Reginald Fullwood was the owner of Jackson Medical Supply. A multi-million dollar business successfully based on fraud. Why build a business on hard work and solid a market plan when you can ship millions of dollars in fraudulent durable medical equipment orders? All on the U.S. taxpayer’s dollar.

In May of 2016, Fullwood asked the Medicare program, managed by the Department of Health and Human Services, to add forty-three additional states in addition to Mississippi where items and services provided by Jackson Medical Supply could be sold and shipped. Shortly after he was approved, Fullwood contracted SKF Enterprises in Florida for their marketing services. To drum up business? Not at all. The contract made with SKF Enterprises in reality was for fraudulent doctors’ orders.

Customers complained to Fullwood that they received multiple braces and other supplies that they did not want or need. Fraudsters are notoriously deaf. But HHS isn’t. In February of 2018, Medicare opened an investigation into Jackson Medical Supply. And while this time Fullwood heard loud and clear, he didn’t stop the fraud. He just redirected. While undergoing the investigation, Fullwood opened another company, Sunrise Medical Supply, to continue the scheme with SKF Enterprises.

From August of 2016 through February of 2019, Fullwood billed Medicare and Medicare Advantage more than $12.4 million using both his companies. Of which he was reimbursed nearly $6.5 million for unnecessary or ineligible braces. On August 29, 2024, Fullwood pleaded guilty to fraud.

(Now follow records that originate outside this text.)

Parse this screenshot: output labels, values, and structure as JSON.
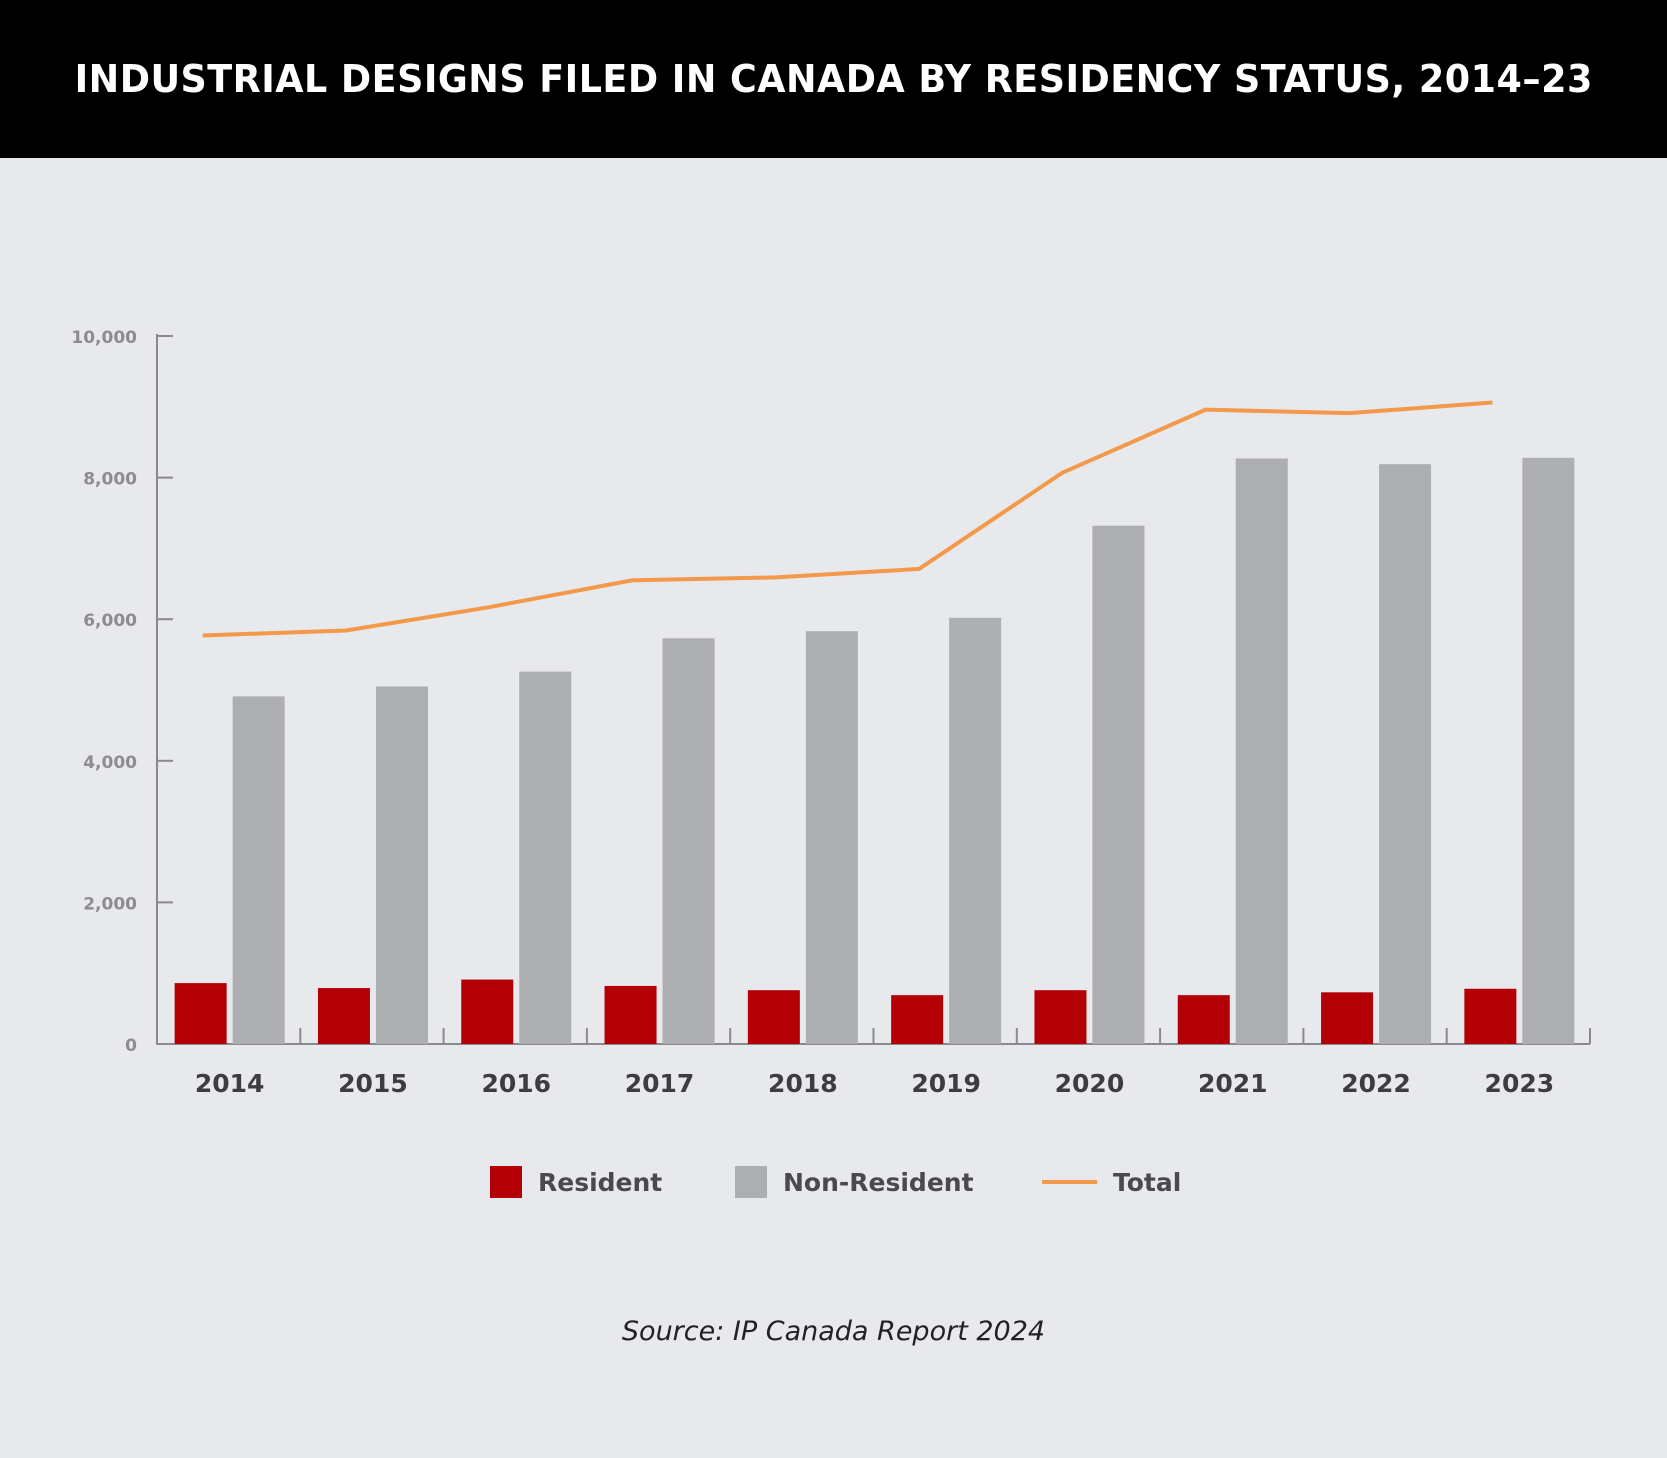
{
  "title": "INDUSTRIAL DESIGNS FILED IN CANADA BY RESIDENCY STATUS, 2014–23",
  "source": "Source: IP Canada Report 2024",
  "colors": {
    "resident": "#b30006",
    "non_resident": "#adaeb2",
    "total": "#f2994a",
    "axis": "#8a8a8e",
    "tick_label": "#8c8c90",
    "category_label": "#3d3d3f",
    "legend_label": "#4a4a4c"
  },
  "chart_data": {
    "type": "bar",
    "categories": [
      "2014",
      "2015",
      "2016",
      "2017",
      "2018",
      "2019",
      "2020",
      "2021",
      "2022",
      "2023"
    ],
    "series": [
      {
        "name": "Resident",
        "type": "bar",
        "values": [
          860,
          790,
          910,
          820,
          760,
          690,
          760,
          690,
          730,
          780
        ]
      },
      {
        "name": "Non-Resident",
        "type": "bar",
        "values": [
          4910,
          5050,
          5260,
          5730,
          5830,
          6020,
          7320,
          8270,
          8190,
          8280
        ]
      },
      {
        "name": "Total",
        "type": "line",
        "values": [
          5770,
          5840,
          6170,
          6550,
          6590,
          6710,
          8070,
          8960,
          8910,
          9060
        ]
      }
    ],
    "yticks": [
      "0",
      "2,000",
      "4,000",
      "6,000",
      "8,000",
      "10,000"
    ],
    "ylim": [
      0,
      10000
    ],
    "xlabel": "",
    "ylabel": "",
    "legend": "bottom-center",
    "grid": false
  }
}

Excellent job by the Department of Health and Human Services in this case.


Today’s Fraud of The Day is based on article “Madison man pleads guilty to conspiracy to defraud Medicare of $12.4 million. What we know” published by the Clario Ledger on August 29, 2024.

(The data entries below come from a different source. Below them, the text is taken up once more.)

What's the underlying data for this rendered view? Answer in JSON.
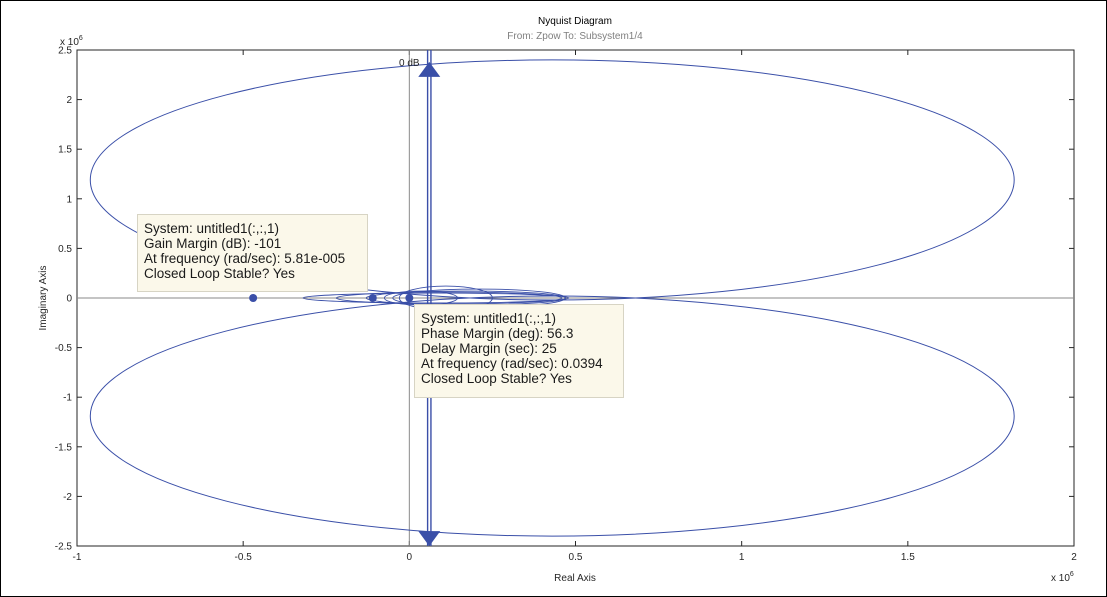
{
  "chart_data": {
    "type": "line",
    "title": "Nyquist Diagram",
    "subtitle": "From: Zpow  To: Subsystem1/4",
    "xlabel": "Real Axis",
    "ylabel": "Imaginary Axis",
    "xlim": [
      -1,
      2
    ],
    "ylim": [
      -2.5,
      2.5
    ],
    "x_exponent_label": "x 10",
    "x_exponent_power": "6",
    "y_exponent_label": "x 10",
    "y_exponent_power": "6",
    "x_ticks": [
      "-1",
      "-0.5",
      "0",
      "0.5",
      "1",
      "1.5",
      "2"
    ],
    "y_ticks": [
      "2.5",
      "2",
      "1.5",
      "1",
      "0.5",
      "0",
      "-0.5",
      "-1",
      "-1.5",
      "-2",
      "-2.5"
    ],
    "grid": false,
    "zero_db_label": "0 dB",
    "series_color": "#3a4fa8",
    "upper_loop": {
      "center": [
        0.43,
        1.19
      ],
      "rx": 1.39,
      "ry": 1.21
    },
    "lower_loop": {
      "center": [
        0.43,
        -1.19
      ],
      "rx": 1.39,
      "ry": 1.21
    },
    "vertical_branch_x": [
      0.055,
      0.065
    ],
    "markers": [
      {
        "name": "gain-margin",
        "x": -0.47,
        "y": 0
      },
      {
        "name": "crossing",
        "x": -0.11,
        "y": 0
      },
      {
        "name": "phase-margin",
        "x": 0.0,
        "y": 0
      }
    ],
    "arrows": [
      {
        "x": 0.06,
        "y": 2.3,
        "direction": "up"
      },
      {
        "x": 0.06,
        "y": -2.42,
        "direction": "down"
      }
    ]
  },
  "datatips": {
    "gain_margin": {
      "line1": "System: untitled1(:,:,1)",
      "line2": "Gain Margin (dB): -101",
      "line3": "At frequency (rad/sec): 5.81e-005",
      "line4": "Closed Loop Stable? Yes"
    },
    "phase_margin": {
      "line1": "System: untitled1(:,:,1)",
      "line2": "Phase Margin (deg): 56.3",
      "line3": "Delay Margin (sec): 25",
      "line4": "At frequency (rad/sec): 0.0394",
      "line5": "Closed Loop Stable? Yes"
    }
  }
}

A Madison man pleaded guilty Wednesday to conspiracy to defraud the U.S. government by paying kickbacks to a marketer in exchange for documents that were used to illegally bill Medicare for reimbursement.

Reginald Fullwood Jr. appeared in federal court in Jackson before U.S. District Chief Judge Daniel Jordan III, admitting to his role in the conspiracy in which he purchased completed doctors’ orders in order to bill Medicare and Medicare Advantage for orthotic braces that were deemed medically unnecessary or ineligible for reimbursement, according to a news release from the Mississippi U.S. Attorney’s Office.